The Tur'an density of an $r$-uniform hypergraph $H$ is $$\lim\limits_{n\rightarrow\infty}\frac{ex(n,H)}{n\choose r}$$.
It is known that this is well defined. To prove this, it is enough to show that the sequence $$\left\{\frac{ex(n,H)}{n\choose r}\right\}$$ is a decreasing sequence. I want to prove this statement. I start my argument this way. Let $G$ be an $(n+1)$-vertex, $H$-free and $r$-uniform hypergraph such that $e(G)=ex(n+1,H)$. Then deleting a vertex from $G$, results an $r$-uniform $H$-free hypergraph, and hence $$\sum\limits_{|V(U)|=n}e(u)\leq (n+1)ex(n,H),$$ and hence an upper bound $\sum\limits_{|V(U)|=n}e(u)$ is found. If I can verify that $$(n+1-r)e(G)=\sum\limits_{|V(U)|=n}e(u),$$ then obviously I can get the inequality $$\frac{ex(n+1,H)}{n+1\choose r}\leq \frac{ex(n,H)}{n\choose r},$$ and finish the proof. But why is the above equality holds? or is this a wrong claim?
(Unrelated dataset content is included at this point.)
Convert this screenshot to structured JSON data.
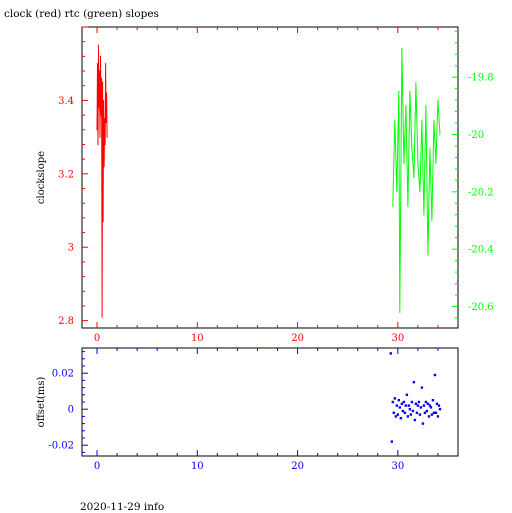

For simplicity assume that $r=2$, i.e. we are considering graphs. Our goal is to show that $$\frac{\text{ex}(n+1,H)}{\binom{n+1}{2}}\leq \frac{\text{ex}(n,H)}{\binom{n}{2}}.$$
Let $G$ be an $(n+1)$-vertex graph which is $H$-free. For any $S\subset V(G): |S|=n$ one can consider the graph $G[S]$ which is also $H$-free. Since $G[S]$ is an $n$-vertex graph, then $$\frac{e(G[S])}{\binom{n}{2}}\leq \frac{\text{ex}(n,H)}{\binom{n}{2}}.$$
One can vary this uniformly over all $S\subset V(G):|S|=n$ and the LHS is gonna be $\frac{e(G)}{\binom{n+1}{2}}$.
Hence $$\frac{e(G)}{\binom{n+1}{2}}\leq \frac{\text{ex}(n,H)}{\binom{n}{2}}.$$
Since $G$ was $(n+1)$-vertex graph which is $H$-free it implies that $$\frac{\text{ex}(n+1,H)}{\binom{n+1}{2}}\leq \frac{\text{ex}(n,H)}{\binom{n}{2}}.$$
The case of general $r\geq 2$ can be handled in the same way.